Park in Toronto, Ontario

Morningside Park is a recreational nature park located in Scarborough, Toronto, Ontario, Canada. It is Toronto's largest municipal park by area.

==Description==
The park occupies most of the deep valley of Highland Creek where it borders the communities of West Hill and Highland Creek. Spanning 241.46 ha, the park includes picnic areas, public washrooms, parking and footpaths which connect to nearby communities and the Waterfront Trail on Lake Ontario. The park is bounded by Morningside Avenue on the east, Ellesmere Road on the north and Lawrence Avenue East to the south. Together with the University of Toronto Scarborough lands east of Morningside Avenue and Colonel Danforth Park, the park is part of a continuous forested corridor along the lower reaches of Highland Creek. The park features a high degree of urban wilderness compared to other parks in Toronto, with deer, eroded cliffs and a remnant forest.

==History==
The valley of Highland Creek was at one point a settlement.
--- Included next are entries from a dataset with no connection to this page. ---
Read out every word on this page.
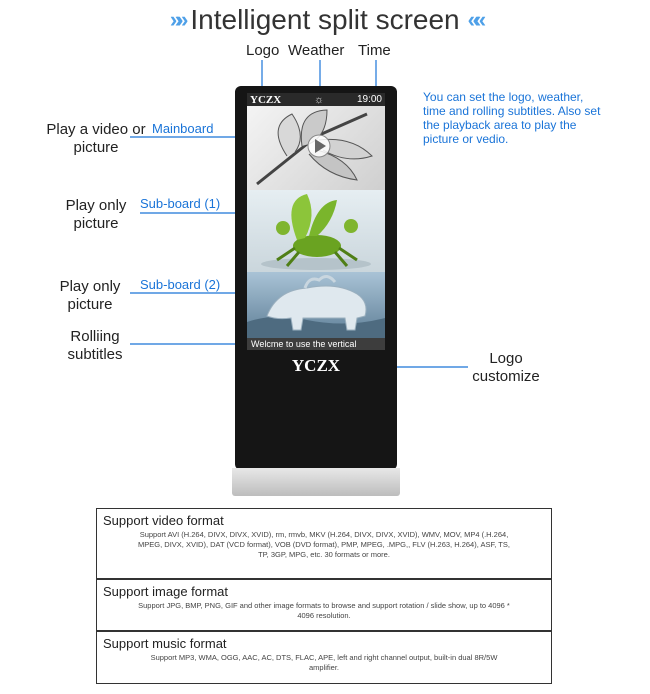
»» Intelligent split screen ««
Logo Weather Time
You can set the logo, weather, time and rolling subtitles. Also set the playback area to play the picture or vedio.
Play a video or picture
Play only picture
Play only picture
Rolliing subtitles
Mainboard
Sub-board (1)
Sub-board (2)
YCZX	☼	19:00
Welcme to use the vertical
YCZX	Logo customize
Support video format

Support AVI (H.264, DIVX, DIVX, XVID), rm, rmvb, MKV (H.264, DIVX, DIVX, XVID), WMV, MOV, MP4 (.H.264, MPEG, DIVX, XVID), DAT (VCD format), VOB (DVD format), PMP, MPEG, .MPG,, FLV (H.263, H.264), ASF, TS, TP, 3GP, MPG, etc. 30 formats or more.

Support image format

Support JPG, BMP, PNG, GIF and other image formats to browse and support rotation / slide show, up to 4096 * 4096 resolution.

Support music format

Support MP3, WMA, OGG, AAC, AC, DTS, FLAC, APE, left and right channel output, built-in dual 8R/5W amplifier.
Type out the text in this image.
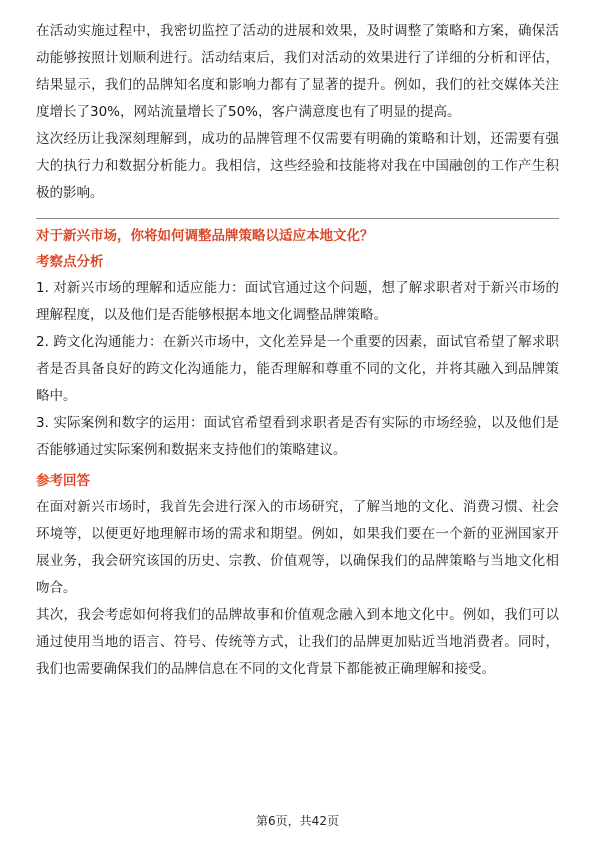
在活动实施过程中，我密切监控了活动的进展和效果，及时调整了策略和方案，确保活动能够按照计划顺利进行。活动结束后，我们对活动的效果进行了详细的分析和评估，结果显示，我们的品牌知名度和影响力都有了显著的提升。例如，我们的社交媒体关注度增长了30%，网站流量增长了50%，客户满意度也有了明显的提高。

这次经历让我深刻理解到，成功的品牌管理不仅需要有明确的策略和计划，还需要有强大的执行力和数据分析能力。我相信，这些经验和技能将对我在中国融创的工作产生积极的影响。

对于新兴市场，你将如何调整品牌策略以适应本地文化？

考察点分析

1. 对新兴市场的理解和适应能力：面试官通过这个问题，想了解求职者对于新兴市场的理解程度，以及他们是否能够根据本地文化调整品牌策略。

2. 跨文化沟通能力：在新兴市场中，文化差异是一个重要的因素，面试官希望了解求职者是否具备良好的跨文化沟通能力，能否理解和尊重不同的文化，并将其融入到品牌策略中。

3. 实际案例和数字的运用：面试官希望看到求职者是否有实际的市场经验，以及他们是否能够通过实际案例和数据来支持他们的策略建议。

参考回答

在面对新兴市场时，我首先会进行深入的市场研究，了解当地的文化、消费习惯、社会环境等，以便更好地理解市场的需求和期望。例如，如果我们要在一个新的亚洲国家开展业务，我会研究该国的历史、宗教、价值观等，以确保我们的品牌策略与当地文化相吻合。

其次，我会考虑如何将我们的品牌故事和价值观念融入到本地文化中。例如，我们可以通过使用当地的语言、符号、传统等方式，让我们的品牌更加贴近当地消费者。同时，我们也需要确保我们的品牌信息在不同的文化背景下都能被正确理解和接受。

第6页，共42页
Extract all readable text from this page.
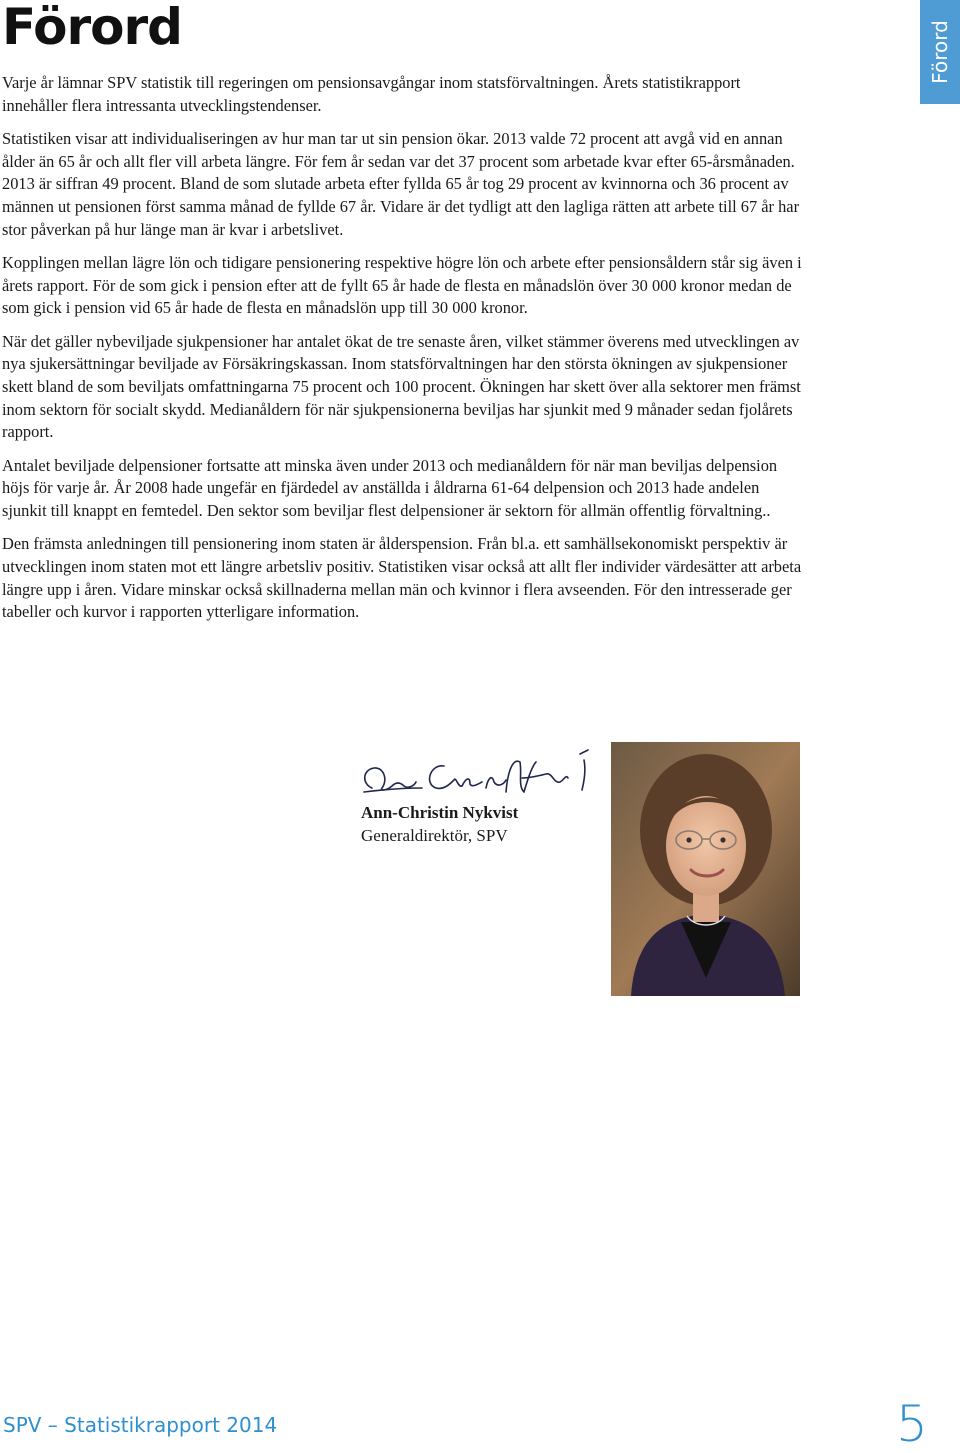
Förord	Förord

Varje år lämnar SPV statistik till regeringen om pensionsavgångar inom statsförvaltningen. Årets statistikrapport innehåller flera intressanta utvecklingstendenser.

Statistiken visar att individualiseringen av hur man tar ut sin pension ökar. 2013 valde 72 procent att avgå vid en annan ålder än 65 år och allt fler vill arbeta längre. För fem år sedan var det 37 procent som arbetade kvar efter 65-årsmånaden. 2013 är siffran 49 procent. Bland de som slutade arbeta efter fyllda 65 år tog 29 procent av kvinnorna och 36 procent av männen ut pensionen först samma månad de fyllde 67 år. Vidare är det tydligt att den lagliga rätten att arbete till 67 år har stor påverkan på hur länge man är kvar i arbetslivet.

Kopplingen mellan lägre lön och tidigare pensionering respektive högre lön och arbete efter pensionsåldern står sig även i årets rapport. För de som gick i pension efter att de fyllt 65 år hade de flesta en månadslön över 30 000 kronor medan de som gick i pension vid 65 år hade de flesta en månadslön upp till 30 000 kronor.

När det gäller nybeviljade sjukpensioner har antalet ökat de tre senaste åren, vilket stämmer överens med utvecklingen av nya sjukersättningar beviljade av Försäkringskassan. Inom statsförvaltningen har den största ökningen av sjukpensioner skett bland de som beviljats omfattningarna 75 procent och 100 procent. Ökningen har skett över alla sektorer men främst inom sektorn för socialt skydd. Medianåldern för när sjukpensionerna beviljas har sjunkit med 9 månader sedan fjolårets rapport.

Antalet beviljade delpensioner fortsatte att minska även under 2013 och medianåldern för när man beviljas delpension höjs för varje år. År 2008 hade ungefär en fjärdedel av anställda i åldrarna 61-64 delpension och 2013 hade andelen sjunkit till knappt en femtedel. Den sektor som beviljar flest delpensioner är sektorn för allmän offentlig förvaltning..

Den främsta anledningen till pensionering inom staten är ålderspension. Från bl.a. ett samhällsekonomiskt perspektiv är utvecklingen inom staten mot ett längre arbetsliv positiv. Statistiken visar också att allt fler individer värdesätter att arbeta längre upp i åren. Vidare minskar också skillnaderna mellan män och kvinnor i flera avseenden. För den intresserade ger tabeller och kurvor i rapporten ytterligare information.

Ann-Christin Nykvist
Generaldirektör, SPV
SPV – Statistikrapport 2014	5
After World War II, a shortage in housing resulted in many new residences being built from cottages. However, an increase in settlers was becoming problematic as contaminated wells, evictions, and home demolition were contentious issues in the post-war period. Living conditions were further complicated by the steep slopes and flat floodplain of the Highland Creek further in the area as residents and their cottages were regularly threatened by flash flooding. In 1954, severe damage from Hurricane Hazel led to the removal of housing in the area. Public ownership of floodplain land was established to prevent further development. The area eventually turned into parklands and wildlife was restored.

Over 5,000 White Pine trees were planted in Morningside Park by the Boy Scouts of Canada in 1994.